The files consulted by Gazeta do Povo and RPCTV also reveal that the House directors omitted 216 acts on a single occasion. Daily file #40, from May, 2007, shows act 412/2007- that concerns an allowance to an employee hired through public admission examination. After this act, the next act by published by the Assembly was numbered under 629/2007 – that concerns the exoneration of a commissioned employee working at the former State Representative Padre Paulo’s office. What happened to acts 412 to 629 is unknown.

Besides the numbered files, Gazeta do Povo had access to a series of single page files elaborated from 2006 to March 2009. The House administration uses precisely these editions to publish hundreds of nominations and exonerations. It was possible to find in these documents 947 entries for staff records, being 913 entries (over 96%) only to register admissions and dismissals.

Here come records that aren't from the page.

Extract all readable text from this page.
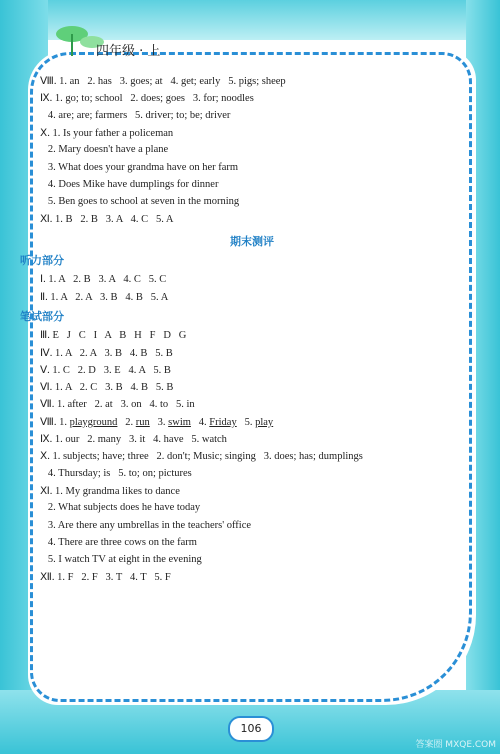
四年级 · 上
Ⅷ. 1. an   2. has   3. goes; at   4. get; early   5. pigs; sheep
Ⅸ. 1. go; to; school   2. does; goes   3. for; noodles
4. are; are; farmers   5. driver; to; be; driver
Ⅹ. 1. Is your father a policeman
2. Mary doesn't have a plane
3. What does your grandma have on her farm
4. Does Mike have dumplings for dinner
5. Ben goes to school at seven in the morning
Ⅺ. 1. B   2. B   3. A   4. C   5. A
听力部分
Ⅰ. 1. A   2. B   3. A   4. C   5. C
Ⅱ. 1. A   2. A   3. B   4. B   5. A
笔试部分
Ⅲ. E   J   C   I   A   B   H   F   D   G
Ⅳ. 1. A   2. A   3. B   4. B   5. B
Ⅴ. 1. C   2. D   3. E   4. A   5. B
Ⅵ. 1. A   2. C   3. B   4. B   5. B
Ⅶ. 1. after   2. at   3. on   4. to   5. in
Ⅷ. 1. playground   2. run   3. swim   4. Friday   5. play
Ⅸ. 1. our   2. many   3. it   4. have   5. watch
Ⅹ. 1. subjects; have; three   2. don't; Music; singing   3. does; has; dumplings
4. Thursday; is   5. to; on; pictures
Ⅺ. 1. My grandma likes to dance
2. What subjects does he have today
3. Are there any umbrellas in the teachers' office
4. There are three cows on the farm
5. I watch TV at eight in the evening
Ⅻ. 1. F   2. F   3. T   4. T   5. F
106
答案圈 MXQE.COM
期末测评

Crossing the data found in single page files with the data in the numbered ones, the figures draw attention: there is an average of 10 admissions or dismissals in numbered files, but in the unnumbered ones this numbers skyrockets to 65.

The number of acts unpublished by the House is impressive. The secret acts enacted by the Senate, uncovered last year, were about 663 decisions that were never made public. The senate acts refer to a 14-year period – from 1995 to 2009. After internal investigations, it was found that the acts hid the admissions and some advantages of some senators’ relatives.

Similarities

“Their M.O. is similar. At the end of the day, we are talking about the same thing. These acts are, at the very least, suspicious” informed Mamede Said, professor at Universidade de Brasília (UnB) and master of Public Law, who sees similarities between the secret acts scandal in the Senate and the case happening in Parana.

According to him, the attempt to conceal public acts reveals dishonesty, since there is no reason to hide actions taken according to the law and ethical principles.

Said also outlines that this behavior seeks to conceal attitudes compromising the person who enacted the public act or those benefited by it. “A secret act is unacceptable. The Constitution makes an exception only for information concerning security and intimacy. Admissions don’t actually fit into national security matters and have nothing to do with intimacy.”

The professor claims that secret acts are void and might have their validity questioned by Justice. “If I were nominated through a secret act, my payments should be frozen. If I am able to prove that I worked for the State, I won’t need to refund the money. But this vice should be interrupted until it’s legalized.”

Opposite direction

According to André Barbi, lawyer specialized in Political Law, secret acts are not accepted by the Brazilian constitutional system. “This goes in the opposite direction of the democratic evolution,” he said. Barbi emphasizes that this type of attitude can only be prevented with complaints and intensive monitoring. The penalties vary from internal syndications – that determine if there will be a warning or the automatic dismissal of the employees involved – to civil scope measures, according to the precepts of the administrative improbity law. The sanctions applied are normally fines, refunds and the revoking of political rights.

Mamede Said outlines that the penalties are aggravated when the administrative irregularity causes loss to the treasury. “If the unpublished document allows the payment of irregular salaries, this aggravates the situation,” he said.

Figures

> 2,386 acts were published in the Assembly daily files from 2006 to March 2009;
> 937  acts were published in single page files which Gazeta do Povo was able to access. The files refer to the same timeframe.
> 10 entries for staff records, in average, can be found in the official numbered Assembly daily files
> 65 entries for staff records, in average, can be found in the irregular and unnumbered single page files of the House.
> 663 secret acts – number of acts uncovered in the Senate secret acts scandal, made public last year.